Harrazi, "Trump'ın son dönemdeki tutumları ve bazı
Amerikalı yetkililerin mektubuna ilişkin yaptığı muğlak göndermeler ve mektubun
Batı ve bölge medyasında yaygın biçimde yayınlanması, ülkede bir tür hayali
iyimserlik, karışıklık ve iki kutuplu bir atmosfer yaratmayı amaçlıyor."
açıklamada bulundu.
Devamında, "Öyle ki ülke içinde bazıları, İran ile ABD
arasındaki tarihi sorunların çözümüne dair bir pencere açıldığını düşünüyor ve
Sayın Trump İran'la ilişkileri iyileştirmeyi samimi olarak istiyor, ancak
elbette ABD hükümet yapısı içinde de ona karşı çıkanlar var." diye
sözlerine ekledi.
Konsey Başkanı, "Amerika'nın gerçek stratejisi
nedir?" sorusunu sordu ve şöyle dedi: "ABD'nin stratejisi, artan
ekonomik yaptırımlar ve askeri tehditler karşısında müzakere çağrısı yapmaktır;
İran'ı ne net ilkelere ne de geçmiş deneyimlere dayanan baskı altında
müzakereleri kabul etmeye zorlamak amacıyla, muhatabının vaatlerine ve
imzalarına güvenebilir. Bu stratejinin sonucu, bir tarafın iradesinin diğer
tarafa, tahakküm ve sindirme ortamında dayatılmasından başka bir şey
değildir."
Harrazi şöyle ifade etti: Eğer Bay Trump İran'ı ve İran
ruhunu tanısaydı, geçmişten ders çıkarsaydı ve ülkesinin ekonomik çıkarları
doğrultusunda İran ile ABD arasındaki tarihi sorunları dürüstçe veya hatta
ticari olarak çözmeye çalışsaydı, farklı davranırdı:
1- Binlerce yıllık medeniyetleri sayesinde hiçbir zaman
aşağılanmayı kabul etmeyen, yabancıların tehdit ve baskılarına boyun eğmeyen,
tıpkı Amerika dâhil bütün güçlerin desteklediği, ağır silahlarla donatılmış
Irak Baas rejimine karşı dik durarak topraklarını kurtaran İranlıların ruhunu
tanıyordu.
2- İranlıların mertlik ve cömertlik ruhunun, başkalarının
zorbalığına tahammül etmesine izin vermediğini biliyordu, ancak karşı tarafta
tevazu ve dürüstlüğü gördüklerinde buna uygun davranıyorlardı.

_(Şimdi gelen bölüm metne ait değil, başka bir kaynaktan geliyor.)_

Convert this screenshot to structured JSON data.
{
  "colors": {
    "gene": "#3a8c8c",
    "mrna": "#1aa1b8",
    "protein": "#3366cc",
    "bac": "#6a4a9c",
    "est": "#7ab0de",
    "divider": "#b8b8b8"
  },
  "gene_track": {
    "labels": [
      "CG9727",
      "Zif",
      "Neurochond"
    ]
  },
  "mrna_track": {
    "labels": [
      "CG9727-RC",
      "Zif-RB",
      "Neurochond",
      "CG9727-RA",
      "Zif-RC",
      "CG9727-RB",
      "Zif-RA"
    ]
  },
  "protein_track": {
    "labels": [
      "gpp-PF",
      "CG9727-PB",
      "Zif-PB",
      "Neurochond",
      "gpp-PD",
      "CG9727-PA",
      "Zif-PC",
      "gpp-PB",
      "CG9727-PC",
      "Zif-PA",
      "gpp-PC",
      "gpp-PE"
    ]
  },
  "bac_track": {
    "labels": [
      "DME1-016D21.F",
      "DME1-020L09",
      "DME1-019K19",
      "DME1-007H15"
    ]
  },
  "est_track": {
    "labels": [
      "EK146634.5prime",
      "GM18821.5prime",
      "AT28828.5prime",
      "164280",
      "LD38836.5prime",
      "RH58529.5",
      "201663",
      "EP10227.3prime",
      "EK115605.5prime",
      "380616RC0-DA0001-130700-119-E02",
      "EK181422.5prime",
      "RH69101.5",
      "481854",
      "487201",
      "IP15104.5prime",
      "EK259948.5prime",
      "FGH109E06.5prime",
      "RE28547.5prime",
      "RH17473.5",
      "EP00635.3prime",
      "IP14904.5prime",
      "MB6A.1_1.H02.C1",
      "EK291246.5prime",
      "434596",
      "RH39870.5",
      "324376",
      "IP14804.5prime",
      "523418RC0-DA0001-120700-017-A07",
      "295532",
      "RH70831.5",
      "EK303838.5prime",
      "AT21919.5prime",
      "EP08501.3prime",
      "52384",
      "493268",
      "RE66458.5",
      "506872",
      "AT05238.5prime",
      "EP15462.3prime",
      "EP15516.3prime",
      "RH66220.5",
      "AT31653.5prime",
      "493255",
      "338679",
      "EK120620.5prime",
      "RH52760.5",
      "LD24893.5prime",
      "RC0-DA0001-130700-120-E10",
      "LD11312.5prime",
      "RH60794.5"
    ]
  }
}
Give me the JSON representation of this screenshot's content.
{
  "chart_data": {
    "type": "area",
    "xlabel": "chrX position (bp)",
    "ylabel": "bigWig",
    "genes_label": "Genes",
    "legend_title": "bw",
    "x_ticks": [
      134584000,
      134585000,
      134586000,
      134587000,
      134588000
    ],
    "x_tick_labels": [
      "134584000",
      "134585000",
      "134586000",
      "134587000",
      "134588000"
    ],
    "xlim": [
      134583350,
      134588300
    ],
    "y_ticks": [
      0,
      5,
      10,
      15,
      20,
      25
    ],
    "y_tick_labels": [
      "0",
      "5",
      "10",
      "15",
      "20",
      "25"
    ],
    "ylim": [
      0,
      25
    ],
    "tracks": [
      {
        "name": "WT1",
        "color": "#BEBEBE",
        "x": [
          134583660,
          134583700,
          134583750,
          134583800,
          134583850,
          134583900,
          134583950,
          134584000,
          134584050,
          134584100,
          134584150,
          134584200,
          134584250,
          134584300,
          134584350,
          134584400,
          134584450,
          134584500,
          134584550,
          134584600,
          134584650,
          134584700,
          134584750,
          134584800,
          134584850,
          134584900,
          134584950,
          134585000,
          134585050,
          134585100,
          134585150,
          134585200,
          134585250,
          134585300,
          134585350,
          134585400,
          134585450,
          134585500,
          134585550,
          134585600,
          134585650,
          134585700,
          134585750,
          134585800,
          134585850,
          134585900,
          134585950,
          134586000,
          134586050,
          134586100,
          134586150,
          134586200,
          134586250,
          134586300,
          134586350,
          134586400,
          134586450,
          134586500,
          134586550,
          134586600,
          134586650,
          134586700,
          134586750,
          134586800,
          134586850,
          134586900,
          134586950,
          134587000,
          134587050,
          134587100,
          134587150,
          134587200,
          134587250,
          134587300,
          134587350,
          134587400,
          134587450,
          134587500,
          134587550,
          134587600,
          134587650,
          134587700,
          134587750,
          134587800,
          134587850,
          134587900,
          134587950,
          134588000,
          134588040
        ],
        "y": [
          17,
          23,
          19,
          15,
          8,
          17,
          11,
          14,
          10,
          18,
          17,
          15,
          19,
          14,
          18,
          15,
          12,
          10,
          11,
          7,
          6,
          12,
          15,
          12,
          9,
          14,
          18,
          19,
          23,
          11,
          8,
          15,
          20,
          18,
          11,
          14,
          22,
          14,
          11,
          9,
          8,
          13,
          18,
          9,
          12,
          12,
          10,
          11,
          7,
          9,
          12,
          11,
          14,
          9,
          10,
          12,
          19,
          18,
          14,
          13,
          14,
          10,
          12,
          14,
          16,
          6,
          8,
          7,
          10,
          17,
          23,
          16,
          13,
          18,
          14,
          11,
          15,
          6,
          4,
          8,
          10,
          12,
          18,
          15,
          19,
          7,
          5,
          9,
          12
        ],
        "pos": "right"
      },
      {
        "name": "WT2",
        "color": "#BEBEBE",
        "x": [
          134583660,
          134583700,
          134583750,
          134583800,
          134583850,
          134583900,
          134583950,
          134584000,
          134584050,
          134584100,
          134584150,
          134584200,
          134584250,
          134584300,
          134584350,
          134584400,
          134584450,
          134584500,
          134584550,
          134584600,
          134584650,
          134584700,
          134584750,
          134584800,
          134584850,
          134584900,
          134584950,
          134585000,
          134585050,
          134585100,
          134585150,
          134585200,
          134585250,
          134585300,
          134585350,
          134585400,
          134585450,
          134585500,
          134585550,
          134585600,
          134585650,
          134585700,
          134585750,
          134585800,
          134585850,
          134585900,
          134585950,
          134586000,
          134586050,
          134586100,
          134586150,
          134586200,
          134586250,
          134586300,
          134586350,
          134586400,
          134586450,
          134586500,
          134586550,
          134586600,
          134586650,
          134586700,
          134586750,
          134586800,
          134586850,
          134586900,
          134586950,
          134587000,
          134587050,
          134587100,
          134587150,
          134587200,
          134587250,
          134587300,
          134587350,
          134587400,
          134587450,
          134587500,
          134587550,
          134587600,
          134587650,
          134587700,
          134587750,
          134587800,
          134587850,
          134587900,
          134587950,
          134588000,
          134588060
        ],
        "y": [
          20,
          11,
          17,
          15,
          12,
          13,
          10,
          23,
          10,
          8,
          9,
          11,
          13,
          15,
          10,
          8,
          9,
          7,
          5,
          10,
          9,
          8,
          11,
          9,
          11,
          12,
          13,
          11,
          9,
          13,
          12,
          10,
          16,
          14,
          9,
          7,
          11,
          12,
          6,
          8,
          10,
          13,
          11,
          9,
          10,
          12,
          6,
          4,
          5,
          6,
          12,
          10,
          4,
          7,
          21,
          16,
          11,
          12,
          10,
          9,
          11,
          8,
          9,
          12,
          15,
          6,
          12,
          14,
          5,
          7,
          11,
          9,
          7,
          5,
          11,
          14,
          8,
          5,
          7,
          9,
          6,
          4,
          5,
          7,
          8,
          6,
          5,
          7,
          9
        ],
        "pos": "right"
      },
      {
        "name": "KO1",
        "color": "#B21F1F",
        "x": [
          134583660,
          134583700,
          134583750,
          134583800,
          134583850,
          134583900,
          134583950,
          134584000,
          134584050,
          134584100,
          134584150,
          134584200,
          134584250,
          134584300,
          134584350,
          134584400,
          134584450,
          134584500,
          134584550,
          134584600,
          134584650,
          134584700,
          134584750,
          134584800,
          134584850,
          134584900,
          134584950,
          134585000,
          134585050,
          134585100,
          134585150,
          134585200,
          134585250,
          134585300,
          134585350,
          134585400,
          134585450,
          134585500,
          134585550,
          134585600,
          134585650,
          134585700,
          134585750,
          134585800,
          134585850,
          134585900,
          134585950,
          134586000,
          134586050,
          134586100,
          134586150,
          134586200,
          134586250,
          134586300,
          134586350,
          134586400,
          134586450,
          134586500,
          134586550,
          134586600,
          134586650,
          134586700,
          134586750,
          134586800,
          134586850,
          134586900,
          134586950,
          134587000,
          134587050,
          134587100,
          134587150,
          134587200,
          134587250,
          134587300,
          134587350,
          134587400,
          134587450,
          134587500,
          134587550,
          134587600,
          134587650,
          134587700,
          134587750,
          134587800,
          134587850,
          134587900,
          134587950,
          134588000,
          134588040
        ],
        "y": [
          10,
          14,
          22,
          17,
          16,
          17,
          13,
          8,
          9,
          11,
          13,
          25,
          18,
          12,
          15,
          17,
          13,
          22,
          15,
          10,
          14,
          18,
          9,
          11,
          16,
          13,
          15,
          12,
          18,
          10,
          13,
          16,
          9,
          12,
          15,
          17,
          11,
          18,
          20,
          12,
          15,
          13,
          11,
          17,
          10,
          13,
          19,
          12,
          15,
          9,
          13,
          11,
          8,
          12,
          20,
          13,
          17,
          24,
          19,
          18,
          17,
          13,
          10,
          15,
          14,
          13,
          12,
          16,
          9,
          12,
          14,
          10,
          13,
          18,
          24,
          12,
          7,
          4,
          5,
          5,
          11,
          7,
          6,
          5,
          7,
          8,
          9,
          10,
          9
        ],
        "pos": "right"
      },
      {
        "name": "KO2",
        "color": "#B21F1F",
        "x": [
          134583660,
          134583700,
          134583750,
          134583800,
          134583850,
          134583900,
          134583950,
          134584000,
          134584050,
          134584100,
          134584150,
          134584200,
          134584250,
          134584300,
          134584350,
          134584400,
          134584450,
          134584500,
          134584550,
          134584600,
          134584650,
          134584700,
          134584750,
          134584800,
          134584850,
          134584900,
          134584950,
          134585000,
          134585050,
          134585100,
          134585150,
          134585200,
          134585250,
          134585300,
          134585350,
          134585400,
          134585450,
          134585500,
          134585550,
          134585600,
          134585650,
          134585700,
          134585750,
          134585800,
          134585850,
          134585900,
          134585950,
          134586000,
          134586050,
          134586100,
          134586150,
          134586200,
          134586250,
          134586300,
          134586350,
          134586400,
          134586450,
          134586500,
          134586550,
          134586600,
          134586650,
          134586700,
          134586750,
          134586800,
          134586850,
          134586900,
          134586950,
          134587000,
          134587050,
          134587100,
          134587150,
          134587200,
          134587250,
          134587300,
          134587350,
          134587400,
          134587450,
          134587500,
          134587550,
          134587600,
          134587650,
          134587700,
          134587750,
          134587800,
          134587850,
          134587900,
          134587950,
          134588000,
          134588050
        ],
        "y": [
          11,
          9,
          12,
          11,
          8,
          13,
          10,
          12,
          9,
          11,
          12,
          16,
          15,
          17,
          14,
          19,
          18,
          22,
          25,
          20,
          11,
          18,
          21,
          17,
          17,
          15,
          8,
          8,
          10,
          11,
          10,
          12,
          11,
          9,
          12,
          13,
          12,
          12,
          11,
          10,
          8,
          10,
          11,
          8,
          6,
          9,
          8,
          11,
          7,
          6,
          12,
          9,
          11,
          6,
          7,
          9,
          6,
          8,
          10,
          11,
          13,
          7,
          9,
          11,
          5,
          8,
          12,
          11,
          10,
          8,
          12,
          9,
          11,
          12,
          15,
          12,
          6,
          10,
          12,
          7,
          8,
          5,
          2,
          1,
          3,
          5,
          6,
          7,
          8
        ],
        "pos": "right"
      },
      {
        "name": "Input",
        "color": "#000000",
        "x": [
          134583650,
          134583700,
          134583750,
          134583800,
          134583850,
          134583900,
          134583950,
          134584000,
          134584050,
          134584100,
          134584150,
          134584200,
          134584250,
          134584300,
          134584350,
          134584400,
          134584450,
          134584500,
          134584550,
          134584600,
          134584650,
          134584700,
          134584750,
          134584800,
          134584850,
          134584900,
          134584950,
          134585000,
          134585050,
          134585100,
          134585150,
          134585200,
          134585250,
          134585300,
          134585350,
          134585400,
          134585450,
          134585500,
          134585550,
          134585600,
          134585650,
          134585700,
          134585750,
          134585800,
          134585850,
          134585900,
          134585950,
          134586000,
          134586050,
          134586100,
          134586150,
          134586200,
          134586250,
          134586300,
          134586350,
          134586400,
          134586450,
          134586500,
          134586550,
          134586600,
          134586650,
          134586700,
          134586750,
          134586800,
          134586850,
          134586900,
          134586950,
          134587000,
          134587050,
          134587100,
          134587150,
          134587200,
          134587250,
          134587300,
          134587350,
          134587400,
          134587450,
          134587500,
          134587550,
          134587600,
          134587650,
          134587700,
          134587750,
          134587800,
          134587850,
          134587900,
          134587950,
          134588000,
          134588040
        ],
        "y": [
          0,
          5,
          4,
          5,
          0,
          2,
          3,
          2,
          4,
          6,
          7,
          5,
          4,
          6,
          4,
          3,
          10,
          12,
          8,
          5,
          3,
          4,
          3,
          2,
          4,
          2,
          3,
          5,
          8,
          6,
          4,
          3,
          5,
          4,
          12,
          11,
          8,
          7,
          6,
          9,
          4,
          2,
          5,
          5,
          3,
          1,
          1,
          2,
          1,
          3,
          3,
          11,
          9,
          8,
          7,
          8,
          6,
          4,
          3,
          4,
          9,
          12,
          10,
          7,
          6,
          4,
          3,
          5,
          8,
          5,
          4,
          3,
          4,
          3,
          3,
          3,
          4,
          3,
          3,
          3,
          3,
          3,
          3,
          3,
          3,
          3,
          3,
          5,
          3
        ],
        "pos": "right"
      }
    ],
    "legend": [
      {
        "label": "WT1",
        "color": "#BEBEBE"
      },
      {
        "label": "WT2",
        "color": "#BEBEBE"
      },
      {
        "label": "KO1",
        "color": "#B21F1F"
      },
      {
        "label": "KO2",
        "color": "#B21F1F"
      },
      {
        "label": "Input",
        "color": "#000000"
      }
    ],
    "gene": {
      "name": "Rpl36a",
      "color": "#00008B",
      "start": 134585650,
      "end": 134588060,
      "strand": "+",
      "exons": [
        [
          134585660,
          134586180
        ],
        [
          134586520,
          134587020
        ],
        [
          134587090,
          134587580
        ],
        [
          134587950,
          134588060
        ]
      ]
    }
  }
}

3- İslami İran'ın sadece savaş, siyasi baskı ve ekonomik
yaptırımları aşmakla kalmadığını, aynı zamanda bölgesel bir güç olarak güvenlik
ve bağımsızlık temellerini de sağlamlaştırdığını kabul etmiş ve bu nedenle
böyle bir ülkeyle gücünü test etmemesi gerektiği sonucuna varmıştır.
4- Geçmişteki hataları tekrarlamak yerine, gerçek bir
müzakereyi yöneten ilkeleri, yani eşitlik, karşılıklı saygı, tehdit ve baskıdan
kaçınma ilkesini dürüstçe kabul edecek ve bu şekilde, tiranlık ve baskı değil,
adil müzakere isteyen İranlıların güvenini kazanacaktı.
Konsey Başkanı şunları söyledi: "Ancak gerçek şu ki,
yeni ve deneyimsiz Amerikan yetkilileri, geçmişteki yöntemlerin başarısızlığına
ilişkin tarihsel hafızadan yoksunlar ve zorba tutumlarını tekrarlamaya devam
ediyorlar. Bizi sonucu belli bir pazarlığa sürükleyeceklerini sanıyorlar."
Harrazi, elbette İran İslam Cumhuriyeti'nin tüm yolları
kapatmadığını, aksine karşı tarafı değerlendirmek, şartlarını ortaya koymak ve
uygun kararı almak için dolaylı müzakerelere hazır olduğunu söyledi.